Pero sus hazañas se multiplicaron por límites insospechados gracias a su trabajo fuera del terreno de juego. Todos hablaron abiertamente de las enfermedades de sus hijos, convirtiendo la NFL en una liga más humana, más cercana al aficionado medio, gracias a mostrar que también eran hombres de carne y hueso que sufrían como cualquier mortal.
La implicación de estos quarterbacks con la sociedad fue total. Ninguno dudaba en afirmar que las enfermedades de sus hijos los habían hecho mejores personas. Jim lanzó la fundación Hunter’s Hope que, a pesar del fallecimiento de su hijo en 2005, sigue activa ayudando a todos aquellos carentes de recursos para afrontar una carga de este calibre. El que fuera quarterback de los Bengals fundó la Boomer Esiason Foundation para apoyar a la comunidad afectada por fibrosis quística. El pequeño astro lanzó la Doug Flutie Jr. Foundation, cuyo estandarte fueron los famosos cereales Flutie Flakes, cuyas ganancias se dedicaron íntegramente a combatir el autismo.
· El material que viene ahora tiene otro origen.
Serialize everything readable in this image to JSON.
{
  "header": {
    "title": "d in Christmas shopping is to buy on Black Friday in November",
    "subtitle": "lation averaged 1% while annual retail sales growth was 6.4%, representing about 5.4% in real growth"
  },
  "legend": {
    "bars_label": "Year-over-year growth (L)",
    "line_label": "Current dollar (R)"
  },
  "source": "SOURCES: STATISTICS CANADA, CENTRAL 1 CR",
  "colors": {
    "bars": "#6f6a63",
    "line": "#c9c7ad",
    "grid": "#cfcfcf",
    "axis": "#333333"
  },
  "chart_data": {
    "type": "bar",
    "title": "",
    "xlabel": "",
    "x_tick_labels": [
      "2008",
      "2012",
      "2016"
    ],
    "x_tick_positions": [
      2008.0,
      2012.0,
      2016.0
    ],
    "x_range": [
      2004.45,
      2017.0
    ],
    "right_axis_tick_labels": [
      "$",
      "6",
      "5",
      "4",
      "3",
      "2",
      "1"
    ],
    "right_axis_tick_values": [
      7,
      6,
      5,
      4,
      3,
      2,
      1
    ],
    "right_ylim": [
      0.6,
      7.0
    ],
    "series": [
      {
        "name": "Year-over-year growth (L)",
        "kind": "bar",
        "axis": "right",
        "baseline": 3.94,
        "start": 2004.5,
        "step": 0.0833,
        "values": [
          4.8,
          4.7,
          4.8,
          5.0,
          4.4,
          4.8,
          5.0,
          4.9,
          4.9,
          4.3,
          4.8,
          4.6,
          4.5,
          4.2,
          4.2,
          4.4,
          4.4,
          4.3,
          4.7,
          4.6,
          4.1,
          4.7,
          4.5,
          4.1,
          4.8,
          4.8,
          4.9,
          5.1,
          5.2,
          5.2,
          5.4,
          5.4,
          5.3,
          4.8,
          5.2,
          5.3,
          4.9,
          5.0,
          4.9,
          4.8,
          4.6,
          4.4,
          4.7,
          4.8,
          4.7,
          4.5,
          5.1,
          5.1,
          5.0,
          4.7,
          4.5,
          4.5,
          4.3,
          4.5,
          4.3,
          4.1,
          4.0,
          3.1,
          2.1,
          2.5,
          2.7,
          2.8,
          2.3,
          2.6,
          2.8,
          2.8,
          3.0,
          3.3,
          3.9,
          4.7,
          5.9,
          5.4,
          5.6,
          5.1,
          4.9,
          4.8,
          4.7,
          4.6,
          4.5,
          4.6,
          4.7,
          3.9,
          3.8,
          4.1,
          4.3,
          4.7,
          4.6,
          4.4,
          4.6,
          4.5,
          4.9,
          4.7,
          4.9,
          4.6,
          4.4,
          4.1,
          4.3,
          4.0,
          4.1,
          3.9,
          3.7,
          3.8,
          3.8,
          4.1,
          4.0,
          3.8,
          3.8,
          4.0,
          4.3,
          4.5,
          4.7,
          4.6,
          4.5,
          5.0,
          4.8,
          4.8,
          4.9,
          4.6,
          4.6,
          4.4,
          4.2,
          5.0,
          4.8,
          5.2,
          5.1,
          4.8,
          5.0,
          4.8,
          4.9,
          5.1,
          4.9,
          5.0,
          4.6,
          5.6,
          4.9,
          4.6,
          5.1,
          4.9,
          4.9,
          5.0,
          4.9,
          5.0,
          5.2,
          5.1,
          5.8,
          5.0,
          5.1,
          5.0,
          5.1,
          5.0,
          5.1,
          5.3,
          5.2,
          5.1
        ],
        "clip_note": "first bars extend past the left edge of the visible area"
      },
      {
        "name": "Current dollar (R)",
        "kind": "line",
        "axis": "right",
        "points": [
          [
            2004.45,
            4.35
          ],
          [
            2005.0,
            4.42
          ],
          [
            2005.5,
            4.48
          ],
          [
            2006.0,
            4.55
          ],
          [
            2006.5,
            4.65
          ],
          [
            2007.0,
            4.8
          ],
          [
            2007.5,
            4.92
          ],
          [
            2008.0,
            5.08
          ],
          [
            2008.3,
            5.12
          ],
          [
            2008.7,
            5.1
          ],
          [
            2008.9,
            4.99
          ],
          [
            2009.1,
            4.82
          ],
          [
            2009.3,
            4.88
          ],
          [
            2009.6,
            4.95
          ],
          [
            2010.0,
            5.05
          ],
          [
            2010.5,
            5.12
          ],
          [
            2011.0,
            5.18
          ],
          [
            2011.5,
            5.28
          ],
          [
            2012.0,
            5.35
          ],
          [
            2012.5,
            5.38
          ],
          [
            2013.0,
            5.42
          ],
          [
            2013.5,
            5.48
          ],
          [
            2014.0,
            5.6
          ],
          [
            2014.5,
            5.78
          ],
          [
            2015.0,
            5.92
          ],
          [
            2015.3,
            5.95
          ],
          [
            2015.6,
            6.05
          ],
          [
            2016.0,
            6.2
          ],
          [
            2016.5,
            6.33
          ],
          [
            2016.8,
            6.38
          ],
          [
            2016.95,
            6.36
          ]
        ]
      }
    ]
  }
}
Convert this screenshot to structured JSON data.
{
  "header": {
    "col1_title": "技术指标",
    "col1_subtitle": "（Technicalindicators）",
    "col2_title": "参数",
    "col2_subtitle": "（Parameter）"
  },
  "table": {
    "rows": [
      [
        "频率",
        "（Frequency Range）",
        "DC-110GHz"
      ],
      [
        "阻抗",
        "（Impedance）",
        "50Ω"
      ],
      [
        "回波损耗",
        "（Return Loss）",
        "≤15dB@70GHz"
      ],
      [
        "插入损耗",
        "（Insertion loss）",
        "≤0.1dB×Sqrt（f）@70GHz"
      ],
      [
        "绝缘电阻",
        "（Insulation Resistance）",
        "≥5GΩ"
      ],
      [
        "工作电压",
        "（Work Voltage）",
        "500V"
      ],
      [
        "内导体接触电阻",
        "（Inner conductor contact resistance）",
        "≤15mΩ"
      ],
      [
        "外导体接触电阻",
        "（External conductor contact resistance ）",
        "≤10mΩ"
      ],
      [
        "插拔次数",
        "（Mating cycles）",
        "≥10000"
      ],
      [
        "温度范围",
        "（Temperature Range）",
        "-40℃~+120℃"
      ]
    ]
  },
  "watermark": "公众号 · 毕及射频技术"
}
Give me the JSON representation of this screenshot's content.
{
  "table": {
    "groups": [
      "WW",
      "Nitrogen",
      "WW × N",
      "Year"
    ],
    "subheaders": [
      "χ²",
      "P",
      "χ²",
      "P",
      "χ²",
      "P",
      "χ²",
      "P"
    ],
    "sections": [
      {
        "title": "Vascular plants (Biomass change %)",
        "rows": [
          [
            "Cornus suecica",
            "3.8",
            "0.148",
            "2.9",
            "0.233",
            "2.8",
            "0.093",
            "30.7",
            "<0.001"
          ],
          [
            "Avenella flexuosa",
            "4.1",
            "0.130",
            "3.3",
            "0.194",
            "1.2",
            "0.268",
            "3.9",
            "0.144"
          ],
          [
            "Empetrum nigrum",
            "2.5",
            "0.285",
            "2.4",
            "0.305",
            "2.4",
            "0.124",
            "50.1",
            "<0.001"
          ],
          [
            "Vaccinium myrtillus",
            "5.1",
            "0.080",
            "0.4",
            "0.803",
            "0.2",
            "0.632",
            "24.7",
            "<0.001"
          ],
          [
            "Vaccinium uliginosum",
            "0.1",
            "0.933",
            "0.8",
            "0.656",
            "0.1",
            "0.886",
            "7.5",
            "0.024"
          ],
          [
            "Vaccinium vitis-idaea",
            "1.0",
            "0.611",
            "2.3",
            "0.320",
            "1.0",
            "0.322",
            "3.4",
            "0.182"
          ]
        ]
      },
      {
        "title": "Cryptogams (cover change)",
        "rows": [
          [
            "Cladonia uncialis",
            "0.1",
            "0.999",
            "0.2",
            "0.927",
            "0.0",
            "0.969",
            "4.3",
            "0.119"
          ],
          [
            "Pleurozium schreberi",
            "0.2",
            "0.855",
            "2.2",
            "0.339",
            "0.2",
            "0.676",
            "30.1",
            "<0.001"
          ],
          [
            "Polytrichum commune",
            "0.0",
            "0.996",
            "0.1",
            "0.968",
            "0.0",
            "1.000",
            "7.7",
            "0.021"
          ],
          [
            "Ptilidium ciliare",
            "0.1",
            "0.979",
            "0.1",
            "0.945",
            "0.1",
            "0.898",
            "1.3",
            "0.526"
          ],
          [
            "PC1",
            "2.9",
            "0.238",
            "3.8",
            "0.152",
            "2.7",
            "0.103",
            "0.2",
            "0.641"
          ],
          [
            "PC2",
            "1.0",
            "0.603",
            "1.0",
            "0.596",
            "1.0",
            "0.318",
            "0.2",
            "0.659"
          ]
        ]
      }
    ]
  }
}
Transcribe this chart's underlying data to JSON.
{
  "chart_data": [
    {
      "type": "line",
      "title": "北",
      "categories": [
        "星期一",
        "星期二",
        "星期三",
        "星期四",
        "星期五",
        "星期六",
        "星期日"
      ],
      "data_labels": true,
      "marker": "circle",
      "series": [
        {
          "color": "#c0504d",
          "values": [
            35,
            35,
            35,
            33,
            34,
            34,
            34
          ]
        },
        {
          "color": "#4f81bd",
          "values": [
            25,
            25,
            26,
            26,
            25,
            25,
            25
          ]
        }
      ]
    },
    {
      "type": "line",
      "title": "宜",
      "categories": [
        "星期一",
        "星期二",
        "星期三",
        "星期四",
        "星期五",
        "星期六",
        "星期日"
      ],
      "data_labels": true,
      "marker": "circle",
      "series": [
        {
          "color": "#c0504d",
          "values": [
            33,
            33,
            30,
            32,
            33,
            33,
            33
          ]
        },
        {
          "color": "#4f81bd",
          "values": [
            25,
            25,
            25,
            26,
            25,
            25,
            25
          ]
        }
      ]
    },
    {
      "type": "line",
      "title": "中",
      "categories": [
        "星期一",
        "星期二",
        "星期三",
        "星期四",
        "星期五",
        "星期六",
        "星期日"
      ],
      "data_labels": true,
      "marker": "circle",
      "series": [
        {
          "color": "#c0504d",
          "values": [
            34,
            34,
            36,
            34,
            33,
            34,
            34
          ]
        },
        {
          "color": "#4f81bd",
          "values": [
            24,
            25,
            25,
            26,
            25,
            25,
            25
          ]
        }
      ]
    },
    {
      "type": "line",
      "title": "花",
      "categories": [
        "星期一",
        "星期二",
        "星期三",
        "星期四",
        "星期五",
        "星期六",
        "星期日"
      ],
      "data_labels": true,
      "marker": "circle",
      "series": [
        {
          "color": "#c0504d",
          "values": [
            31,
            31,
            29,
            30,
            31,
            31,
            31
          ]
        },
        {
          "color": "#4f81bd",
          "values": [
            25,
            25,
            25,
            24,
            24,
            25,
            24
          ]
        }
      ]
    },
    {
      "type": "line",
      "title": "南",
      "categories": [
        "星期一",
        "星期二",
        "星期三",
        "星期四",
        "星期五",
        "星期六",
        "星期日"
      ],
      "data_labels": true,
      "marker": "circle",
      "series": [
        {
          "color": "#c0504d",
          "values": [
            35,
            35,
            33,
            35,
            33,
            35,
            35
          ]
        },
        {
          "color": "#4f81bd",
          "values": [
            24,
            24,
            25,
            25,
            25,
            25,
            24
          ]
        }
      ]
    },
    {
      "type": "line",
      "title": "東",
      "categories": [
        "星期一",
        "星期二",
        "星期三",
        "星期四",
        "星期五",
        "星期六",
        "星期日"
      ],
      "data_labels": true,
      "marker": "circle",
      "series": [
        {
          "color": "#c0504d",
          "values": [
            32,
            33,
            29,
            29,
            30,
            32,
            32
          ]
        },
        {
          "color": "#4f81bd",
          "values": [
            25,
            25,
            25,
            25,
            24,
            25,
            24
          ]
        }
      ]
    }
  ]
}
Mientras otras ligas profesionales americanas afrontaron enormes problemas a finales del siglo pasado (positivos en controles antidopaje, desencuentros laborales…), la NFL afianzó su posición de deporte número 1 en Estados Unidos. Se pueden buscar miles de motivos, pero creo que una de las principales razones fue la sensacional imagen proyectada por sus mejores jugadores, imagen que, curiosamente, en una liga de hombres duros, se aportó desde la debilidad.
Por cierto: no dejéis de rezar por Iñaki, aquejado del síndrome de Sanfilippo. Su madre, Janette Ojeda, explicó valientemente su testimonio en la jornada del miércoles pasado.